The new node uses faster and larger USB keys. These were 32GB – which was both the fastest and cheapest price per GB available at my local PBTech. The new node currently runs two of these sticks in an OSD process each.

I also moved the cluster away from XFS to BTRFS. This was trivial and involved zero cluster downtime. Yes: zero. First ensure the cluster is reasonably healthy, then drop the weight of the OSD using:
ceph osd reweight OSDID 0.1
. Actually I got bored waiting – the cluster was healthy and the pools all had size 3 with min_size 2… so I just stopped the OSD process and removed it from the ceph. Don’t do that on a live cluster, especially where pools have few replicas. But, this was just for testing. Then...
sudo service ceph stop osd.X
ceph osd crush rm osd.X
ceph osd rm osd.X
ceph auth del osd.X


Then umount the backing storage and format it using BTRFS. Then I followed the instruction in my previous tutorial to add the storage back into Ceph. Wait for the cluster to heal before migrating another OSD from XFS to BTRFS.

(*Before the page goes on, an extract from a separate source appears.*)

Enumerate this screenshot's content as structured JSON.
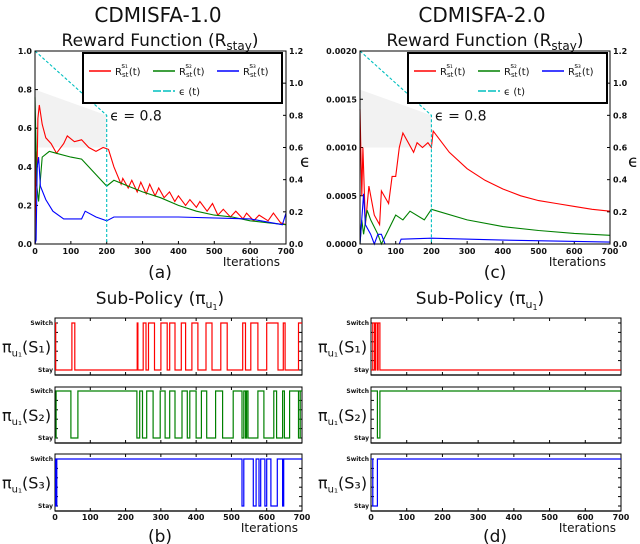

The AspireOne node has three groups of 8GB keys, federated by USB hub. BTRFS is capable of spanning physical drives without LVM so I removed LVM once all groups had been migrated. Do read about the options for BTRFS stores because the choices matter. I went with RAID10 for the metadata and RAID0 for the data. RAID0 maybe gives better parallel IO performance because the extents are scattered among the drives but it does mean that all block devices in the FS effectively operate at the size of the smallest one. I can live with that.

Three BTRFS OSDs on the AspireOne is sometimes a bit much for that machine. Though, one cool thing about BTRFS was I extended a mounted BTRFS volume with a few more thumb drives, then restarted the osd process. Use
ceph osd crush reweight osd.X Y
to tell Ceph to reallocate space. That was instant storage expansion without downtime on the OSD long enough to trigger a recovery process. I did the whole process in less than ten minutes – and most of that was googling to find the correct BTRFS commands.

The cluster happily serves files to my desktop machine over CIFS. While it’s not a setup I’d recommend for production use it is kinda fun.